The Rev. Al Sharpton and the Black Ministers Council of New Jersey are scheduled to meet this week to plan protests around the state, and they said they would also hold a demonstration after the opening ceremonies of the convention.

Deborah Jacobs, executive director of the ACLU of New Jersey, said the search was illegal because troopers had apparently searched the man — and found no contraband — before turning him over to the governor. Under New Jersey law, it is illegal for officers to perform a search unless they believe a suspect is armed or has committed a crime, said Ms. Jacobs.

“It’s disheartening that the war on drugs can lead some elected officials to trample on people’s rights, to use people as props and to carry out searches as photo opportunities,” she said.

State Senator Wayne Bryant, a Democrat from Camden, said the photo would set back attempts to heal the state’s racial divisions. “This would never have happened in white suburbia,” said Mr. Bryant, who is black. “In a state with a profiling problem, it sends a signal that you can do things to young African-Americans — the kind of things that you wouldn’t think of doing to other people. They reduced this individual to something less than a human being. It was like a rodeo, and they got caught up in the roundup.”
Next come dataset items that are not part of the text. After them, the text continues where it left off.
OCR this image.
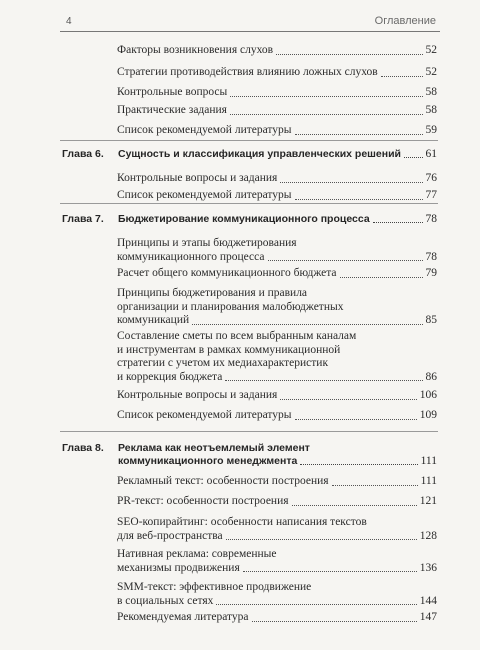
4	Оглавление
Факторы возникновения слухов	52
Стратегии противодействия влиянию ложных слухов	52
Контрольные вопросы	58
Практические задания	58
Список рекомендуемой литературы	59
Глава 6.	Сущность и классификация управленческих решений 61
Контрольные вопросы и задания	76
Список рекомендуемой литературы	77
Глава 7.	Бюджетирование коммуникационного процесса	78
Принципы и этапы бюджетирования
коммуникационного процесса	78
Расчет общего коммуникационного бюджета	79
Принципы бюджетирования и правила
организации и планирования малобюджетных
коммуникаций	85
Составление сметы по всем выбранным каналам
и инструментам в рамках коммуникационной
стратегии с учетом их медиахарактеристик
и коррекция бюджета	86
Контрольные вопросы и задания	106
Список рекомендуемой литературы	109
Глава 8.	Реклама как неотъемлемый элемент
коммуникационного менеджмента	111
Рекламный текст: особенности построения	111
PR-текст: особенности построения	121
SEO-копирайтинг: особенности написания текстов
для веб-пространства	128
Нативная реклама: современные
механизмы продвижения	136
SMM-текст: эффективное продвижение
в социальных сетях	144
Рекомендуемая литература	147
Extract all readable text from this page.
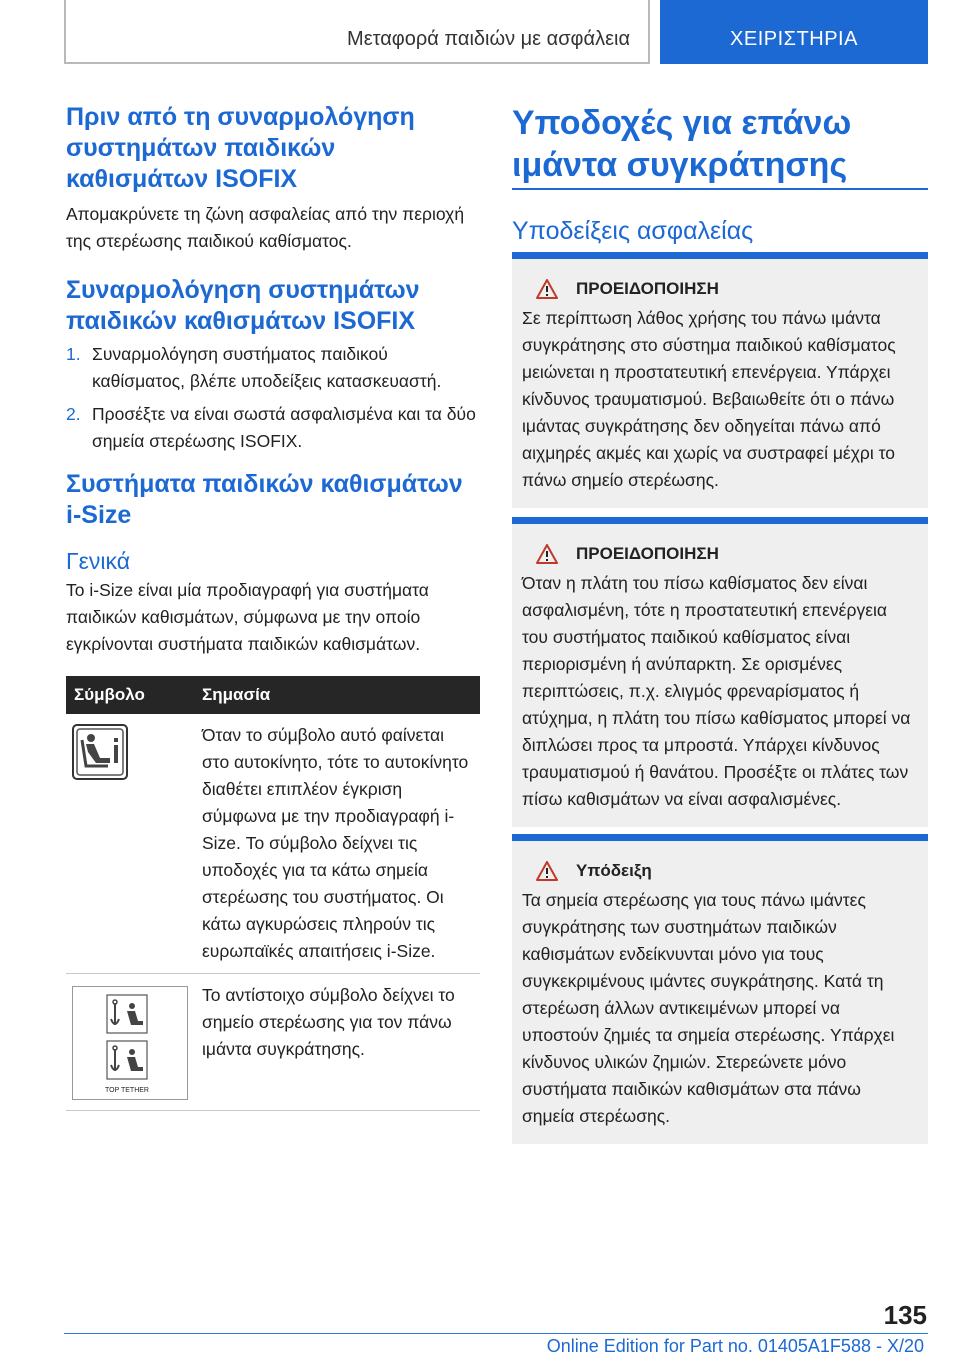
Μεταφορά παιδιών με ασφάλεια	ΧΕΙΡΙΣΤΗΡΙΑ
Πριν από τη συναρμολόγηση συστημάτων παιδικών καθισμάτων ISOFIX

Απομακρύνετε τη ζώνη ασφαλείας από την περιοχή της στερέωσης παιδικού καθίσματος.

Συναρμολόγηση συστημάτων παιδικών καθισμάτων ISOFIX
1. Συναρμολόγηση συστήματος παιδικού καθίσματος, βλέπε υποδείξεις κατασκευαστή.
2. Προσέξτε να είναι σωστά ασφαλισμένα και τα δύο σημεία στερέωσης ISOFIX.
Συστήματα παιδικών καθισμάτων i-Size
Γενικά

Το i-Size είναι μία προδιαγραφή για συστήματα παιδικών καθισμάτων, σύμφωνα με την οποίο εγκρίνονται συστήματα παιδικών καθισμάτων.

Σύμβολο	Σημασία

	Όταν το σύμβολο αυτό φαίνεται στο αυτοκίνητο, τότε το αυτοκίνητο διαθέτει επιπλέον έγκριση σύμφωνα με την προδιαγραφή i-Size. Το σύμβολο δείχνει τις υποδοχές για τα κάτω σημεία στερέωσης του συστήματος. Οι κάτω αγκυρώσεις πληρούν τις ευρωπαϊκές απαιτήσεις i-Size.

TOP TETHER	Το αντίστοιχο σύμβολο δείχνει το σημείο στερέωσης για τον πάνω ιμάντα συγκράτησης.
Υποδοχές για επάνω ιμάντα συγκράτησης
Υποδείξεις ασφαλείας
ΠΡΟΕΙΔΟΠΟΙΗΣΗ

Σε περίπτωση λάθος χρήσης του πάνω ιμάντα συγκράτησης στο σύστημα παιδικού καθίσματος μειώνεται η προστατευτική επενέργεια. Υπάρχει κίνδυνος τραυματισμού. Βεβαιωθείτε ότι ο πάνω ιμάντας συγκράτησης δεν οδηγείται πάνω από αιχμηρές ακμές και χωρίς να συστραφεί μέχρι το πάνω σημείο στερέωσης.

ΠΡΟΕΙΔΟΠΟΙΗΣΗ

Όταν η πλάτη του πίσω καθίσματος δεν είναι ασφαλισμένη, τότε η προστατευτική επενέργεια του συστήματος παιδικού καθίσματος είναι περιορισμένη ή ανύπαρκτη. Σε ορισμένες περιπτώσεις, π.χ. ελιγμός φρεναρίσματος ή ατύχημα, η πλάτη του πίσω καθίσματος μπορεί να διπλώσει προς τα μπροστά. Υπάρχει κίνδυνος τραυματισμού ή θανάτου. Προσέξτε οι πλάτες των πίσω καθισμάτων να είναι ασφαλισμένες.

Υπόδειξη

Τα σημεία στερέωσης για τους πάνω ιμάντες συγκράτησης των συστημάτων παιδικών καθισμάτων ενδείκνυνται μόνο για τους συγκεκριμένους ιμάντες συγκράτησης. Κατά τη στερέωση άλλων αντικειμένων μπορεί να υποστούν ζημιές τα σημεία στερέωσης. Υπάρχει κίνδυνος υλικών ζημιών. Στερεώνετε μόνο συστήματα παιδικών καθισμάτων στα πάνω σημεία στερέωσης.

135
Online Edition for Part no. 01405A1F588 - X/20
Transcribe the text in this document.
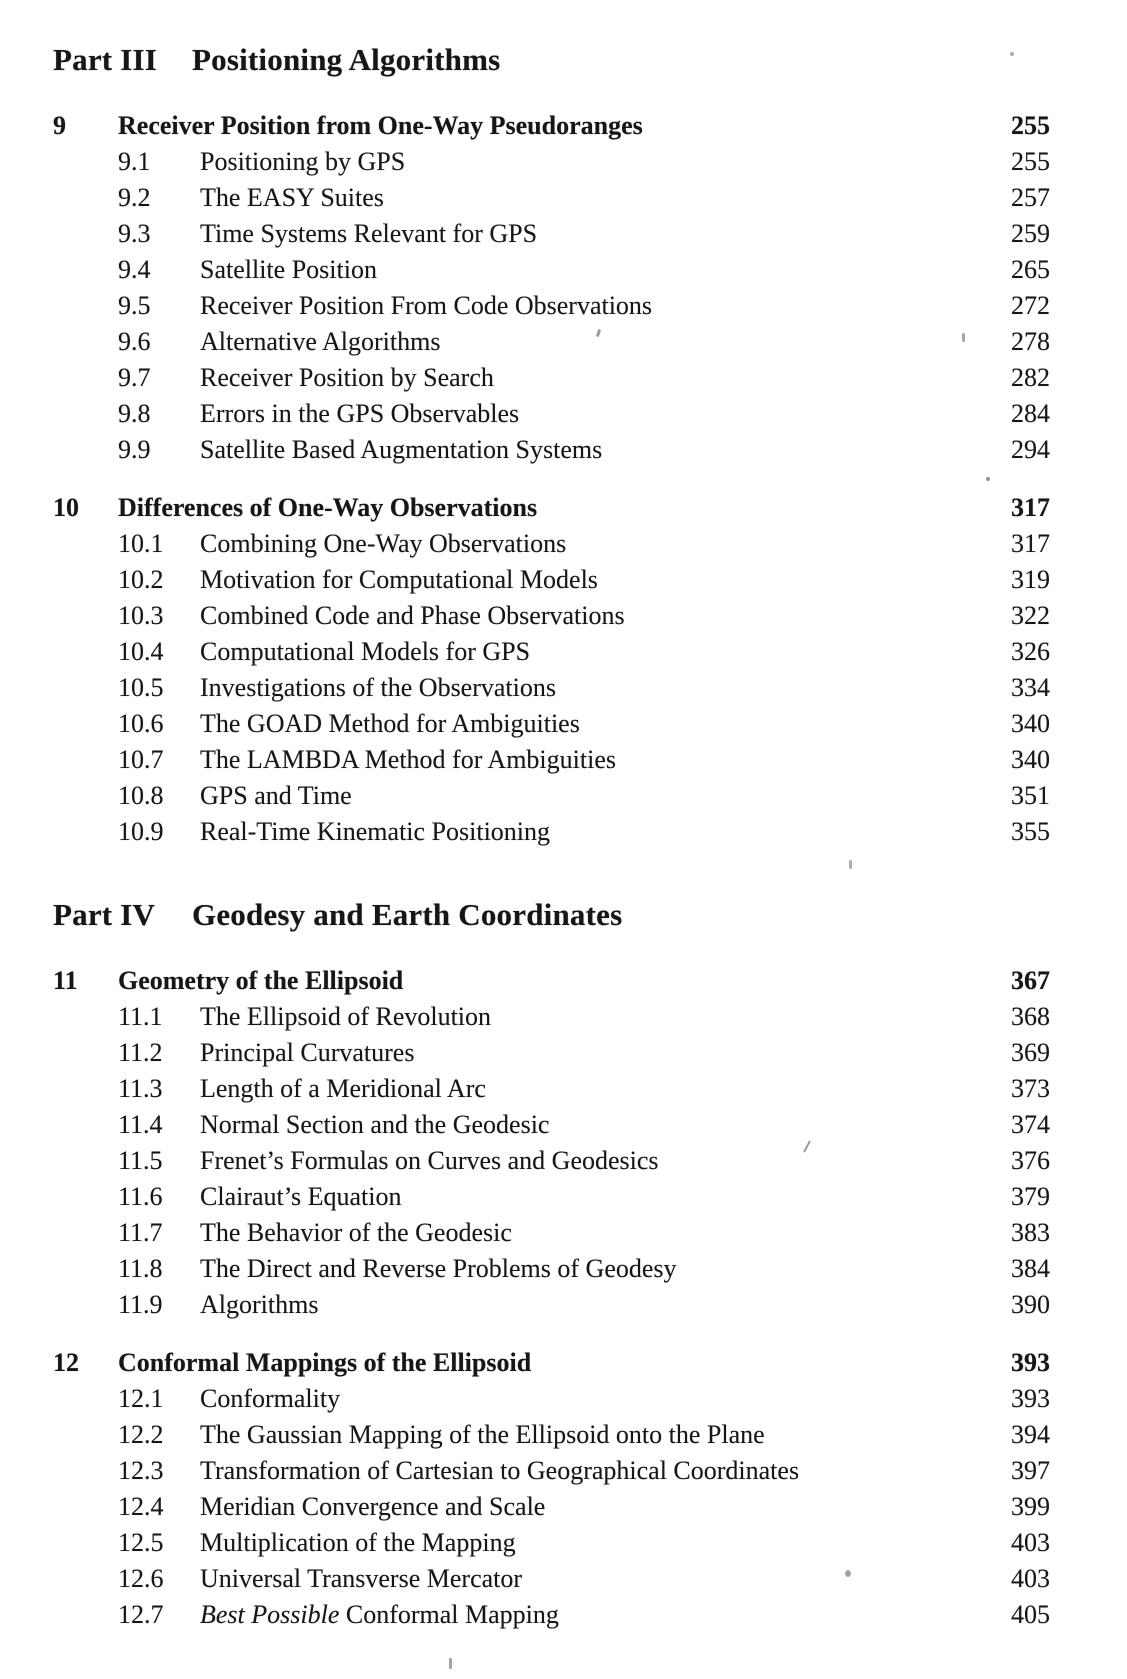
Part III	Positioning Algorithms
9	Receiver Position from One-Way Pseudoranges	255
9.1	Positioning by GPS	255
9.2	The EASY Suites	257
9.3	Time Systems Relevant for GPS	259
9.4	Satellite Position	265
9.5	Receiver Position From Code Observations	272
9.6	Alternative Algorithms	278
9.7	Receiver Position by Search	282
9.8	Errors in the GPS Observables	284
9.9	Satellite Based Augmentation Systems	294
10	Differences of One-Way Observations	317
10.1	Combining One-Way Observations	317
10.2	Motivation for Computational Models	319
10.3	Combined Code and Phase Observations	322
10.4	Computational Models for GPS	326
10.5	Investigations of the Observations	334
10.6	The GOAD Method for Ambiguities	340
10.7	The LAMBDA Method for Ambiguities	340
10.8	GPS and Time	351
10.9	Real-Time Kinematic Positioning	355
Part IV	Geodesy and Earth Coordinates
11	Geometry of the Ellipsoid	367
11.1	The Ellipsoid of Revolution	368
11.2	Principal Curvatures	369
11.3	Length of a Meridional Arc	373
11.4	Normal Section and the Geodesic	374
11.5	Frenet’s Formulas on Curves and Geodesics	376
11.6	Clairaut’s Equation	379
11.7	The Behavior of the Geodesic	383
11.8	The Direct and Reverse Problems of Geodesy	384
11.9	Algorithms	390
12	Conformal Mappings of the Ellipsoid	393
12.1	Conformality	393
12.2	The Gaussian Mapping of the Ellipsoid onto the Plane	394
12.3	Transformation of Cartesian to Geographical Coordinates	397
12.4	Meridian Convergence and Scale	399
12.5	Multiplication of the Mapping	403
12.6	Universal Transverse Mercator	403
12.7	Best Possible Conformal Mapping	405
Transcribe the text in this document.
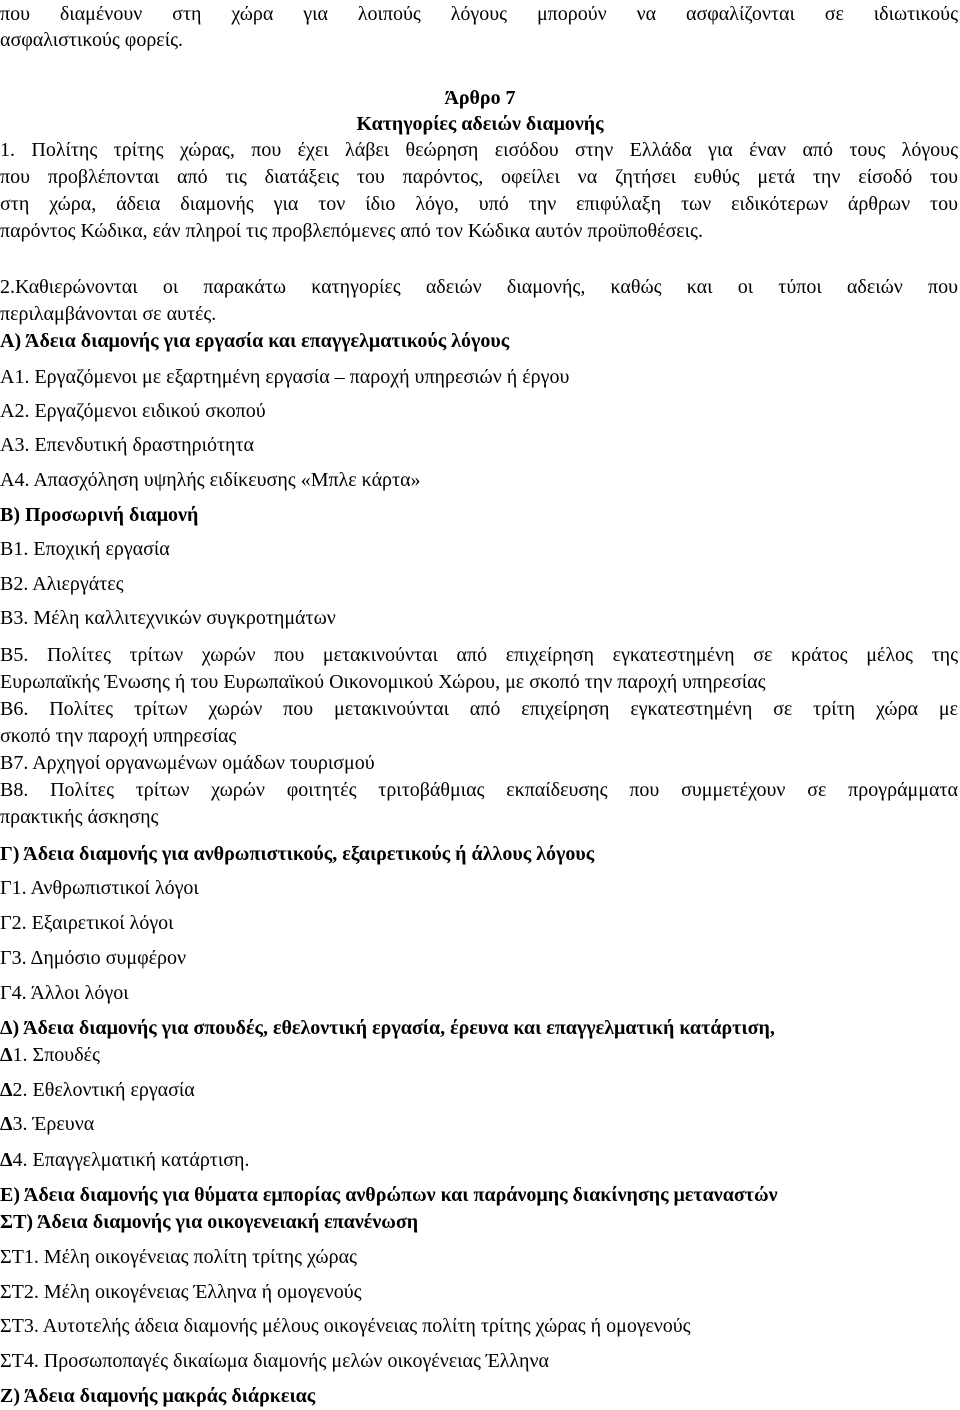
που διαμένουν στη χώρα για λοιπούς λόγους μπορούν να ασφαλίζονται σε ιδιωτικούς

ασφαλιστικούς φορείς.

Άρθρο 7

Κατηγορίες αδειών διαμονής

1. Πολίτης τρίτης χώρας, που έχει λάβει θεώρηση εισόδου στην Ελλάδα για έναν από τους λόγους

που προβλέπονται από τις διατάξεις του παρόντος, οφείλει να ζητήσει ευθύς μετά την είσοδό του

στη χώρα, άδεια διαμονής για τον ίδιο λόγο, υπό την επιφύλαξη των ειδικότερων άρθρων του

παρόντος Κώδικα, εάν πληροί τις προβλεπόμενες από τον Κώδικα αυτόν προϋποθέσεις.

2.Καθιερώνονται οι παρακάτω κατηγορίες αδειών διαμονής, καθώς και οι τύποι αδειών που

περιλαμβάνονται σε αυτές.

Α) Άδεια διαμονής για εργασία και επαγγελματικούς λόγους

Α1. Εργαζόμενοι με εξαρτημένη εργασία – παροχή υπηρεσιών ή έργου

Α2. Εργαζόμενοι ειδικού σκοπού

Α3. Επενδυτική δραστηριότητα

Α4. Απασχόληση υψηλής ειδίκευσης «Μπλε κάρτα»

Β) Προσωρινή διαμονή

Β1. Εποχική εργασία

Β2. Αλιεργάτες

Β3. Μέλη καλλιτεχνικών συγκροτημάτων

Β5. Πολίτες τρίτων χωρών που μετακινούνται από επιχείρηση εγκατεστημένη σε κράτος μέλος της

Ευρωπαϊκής Ένωσης ή του Ευρωπαϊκού Οικονομικού Χώρου, με σκοπό την παροχή υπηρεσίας

Β6. Πολίτες τρίτων χωρών που μετακινούνται από επιχείρηση εγκατεστημένη σε τρίτη χώρα με

σκοπό την παροχή υπηρεσίας

Β7. Αρχηγοί οργανωμένων ομάδων τουρισμού

Β8. Πολίτες τρίτων χωρών φοιτητές τριτοβάθμιας εκπαίδευσης που συμμετέχουν σε προγράμματα

πρακτικής άσκησης

Γ) Άδεια διαμονής για ανθρωπιστικούς, εξαιρετικούς ή άλλους λόγους

Γ1. Ανθρωπιστικοί λόγοι

Γ2. Εξαιρετικοί λόγοι

Γ3. Δημόσιο συμφέρον

Γ4. Άλλοι λόγοι

Δ) Άδεια διαμονής για σπουδές, εθελοντική εργασία, έρευνα και επαγγελματική κατάρτιση,

Δ1. Σπουδές

Δ2. Εθελοντική εργασία

Δ3. Έρευνα

Δ4. Επαγγελματική κατάρτιση.

Ε) Άδεια διαμονής για θύματα εμπορίας ανθρώπων και παράνομης διακίνησης μεταναστών

ΣΤ) Άδεια διαμονής για οικογενειακή επανένωση

ΣΤ1. Μέλη οικογένειας πολίτη τρίτης χώρας

ΣΤ2. Μέλη οικογένειας Έλληνα ή ομογενούς

ΣΤ3. Αυτοτελής άδεια διαμονής μέλους οικογένειας πολίτη τρίτης χώρας ή ομογενούς

ΣΤ4. Προσωποπαγές δικαίωμα διαμονής μελών οικογένειας Έλληνα

Ζ) Άδεια διαμονής μακράς διάρκειας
In April 1998, two troopers shot three unarmed minority men on the New Jersey Turnpike, and the complaints of racial discrimination by troopers grew to dominate the state’s political agenda. In a May 1996 interview with The Courier-Post, Mrs. Whitman described her travels through Camden with the troopers and said the visit had helped her better understand the challenges facing inner-city parents. She did not mention taking part in a frisk.

The governor also recounted the tale of one man who was searched, but was released after officers found he had $100 in his pocket. She told the paper that the man had told her, “Not everyone you find with a lot of cash on them in Camden is a criminal, governor.”